The present invention relates to a thin-film yoke magnetoresistive head (`a yoke thin film magnetic head` is referred to as a YMR head hereinbelow) which is provided with a magnetoresistive element (`a magnetic resistance effect element` is referred to as an MR element hereinbelow) applying the magnetoresistive effect of a ferromagnetic thin film so as to detect the magnetic flux of signals recorded onto a magnetic recording medium.
As shown in FIG. 19, a known YMR head is comprised of a first insulation layer 52 formed on a substrate 51 having high permeability, a conductor 54 to apply bias magnetic field to an MR element formed on the first insulation layer 52, a second insulation layer 53 covering the conductor 54, an MR element 55 placed on the second insulation layer 53, a gap insulation layer 56 so formed as to cover all of the MR element 55, the second insulation layer 53 and the first insulation layer 52, a first yoke 57 and a second yoke 58. The YMR head is placed adjacent to a magnetic recording medium 59.
For the yokes 58 and 57 formed on the gap insulation layer 56, sputtered Ni-Fe films are employed because of their readiness for property control, their superior productivity and magnetic properties enjoyed in the case where a step difference is present in the substrate 51, etc.

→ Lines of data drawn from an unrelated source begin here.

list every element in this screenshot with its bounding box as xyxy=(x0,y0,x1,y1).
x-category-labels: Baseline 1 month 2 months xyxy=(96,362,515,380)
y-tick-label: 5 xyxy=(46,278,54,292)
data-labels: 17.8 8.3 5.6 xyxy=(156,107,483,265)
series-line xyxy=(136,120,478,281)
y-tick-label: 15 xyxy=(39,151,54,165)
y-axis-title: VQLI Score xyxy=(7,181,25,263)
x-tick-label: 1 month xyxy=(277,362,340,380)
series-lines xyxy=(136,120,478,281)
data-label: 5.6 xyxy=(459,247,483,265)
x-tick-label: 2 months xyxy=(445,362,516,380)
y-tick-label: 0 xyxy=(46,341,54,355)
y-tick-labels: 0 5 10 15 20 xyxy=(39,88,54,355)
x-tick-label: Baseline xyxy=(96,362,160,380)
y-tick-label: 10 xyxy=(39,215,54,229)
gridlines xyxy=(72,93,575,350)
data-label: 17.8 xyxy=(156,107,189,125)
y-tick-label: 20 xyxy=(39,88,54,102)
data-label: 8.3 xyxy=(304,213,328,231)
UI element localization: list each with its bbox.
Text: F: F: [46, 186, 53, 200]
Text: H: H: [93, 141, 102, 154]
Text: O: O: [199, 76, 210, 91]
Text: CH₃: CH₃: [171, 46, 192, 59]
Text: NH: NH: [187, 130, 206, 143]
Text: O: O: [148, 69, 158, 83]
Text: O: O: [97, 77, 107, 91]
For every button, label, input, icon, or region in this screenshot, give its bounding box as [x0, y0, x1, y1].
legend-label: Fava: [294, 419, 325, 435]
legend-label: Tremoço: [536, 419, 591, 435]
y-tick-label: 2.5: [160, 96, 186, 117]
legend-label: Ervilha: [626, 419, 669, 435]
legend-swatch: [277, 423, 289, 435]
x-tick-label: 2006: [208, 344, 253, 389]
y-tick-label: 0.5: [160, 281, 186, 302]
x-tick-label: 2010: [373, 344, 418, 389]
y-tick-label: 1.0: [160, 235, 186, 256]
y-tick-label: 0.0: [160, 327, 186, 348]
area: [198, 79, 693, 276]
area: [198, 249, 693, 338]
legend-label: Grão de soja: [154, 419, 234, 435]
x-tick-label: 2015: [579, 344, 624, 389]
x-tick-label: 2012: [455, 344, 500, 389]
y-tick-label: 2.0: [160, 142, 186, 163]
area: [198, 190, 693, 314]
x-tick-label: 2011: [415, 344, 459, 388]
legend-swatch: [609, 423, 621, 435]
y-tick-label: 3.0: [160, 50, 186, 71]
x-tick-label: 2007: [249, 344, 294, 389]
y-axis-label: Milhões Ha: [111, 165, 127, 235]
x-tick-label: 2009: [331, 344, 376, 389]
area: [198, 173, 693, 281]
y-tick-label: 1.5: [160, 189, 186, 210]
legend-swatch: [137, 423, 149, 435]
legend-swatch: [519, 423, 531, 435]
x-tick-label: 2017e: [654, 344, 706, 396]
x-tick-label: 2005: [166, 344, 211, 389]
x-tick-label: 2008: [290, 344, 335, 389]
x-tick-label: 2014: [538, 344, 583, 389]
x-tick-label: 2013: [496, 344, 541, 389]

In general, however, the sputtered Ni-Fe films referred to above cannot display satisfactory magnetic properties unless they are applied with high negative substrate bias when sputtered (with reference to I.E.E.E TRANSACTION ON MAGNETIC, VOL. MAG-15, NO. 6 (1979) P.1821 "Structure-sensitive Magnetic Properties of RF Sputtered Ni-Fe Films"). In other words, if the substrate biasing voltage is low, the direction of the easy axis of the sputtered films is vertical to the film surface. Moreover, in the case where no negative substrate bias is applied during sputtering, it is necessary that the target voltage should be high to increase the energy of particles incident on the substrate. Accordingly, a residual compressive stress in the sputtered Ni-Fe films increases due to the peening effect in any of the aforementioned manners. The residual stress in the magnetic thin film constituting the first and second yokes 57 and 58 remains even after the thin film is processed into the shape of a yoke. As a result of reaction to the residual internal stress in the yokes 57 and 58, it induces stress in the MR element 55. The induced stress in turn gives rise to a magnetic anisotropy within the MR element 55, which fact disturbs the magnetic anisotropy naturally induced to the MR element when the MR element 55 is evaporated. This anisotropy dispersion in the MR element 55 results in discontinuities of the magnetization curve inside the MR element 55, thereby giving rise to the generation of Barkhausen noises. Thus, as described above, the residual stress in the yokes has a bad influence on the characteristic of YMR head and therefore, it has been strongly desired to hold the internal stress to as small an amount as possible. However, since it is difficult to reduce the residual compressive stress of the sputtered film itself such as sputtered Ni-Fe film, it has been disadvantageous that Barkhausen noises are inevitably generated when the sputtered Ni-Fe film is used for the yoke material.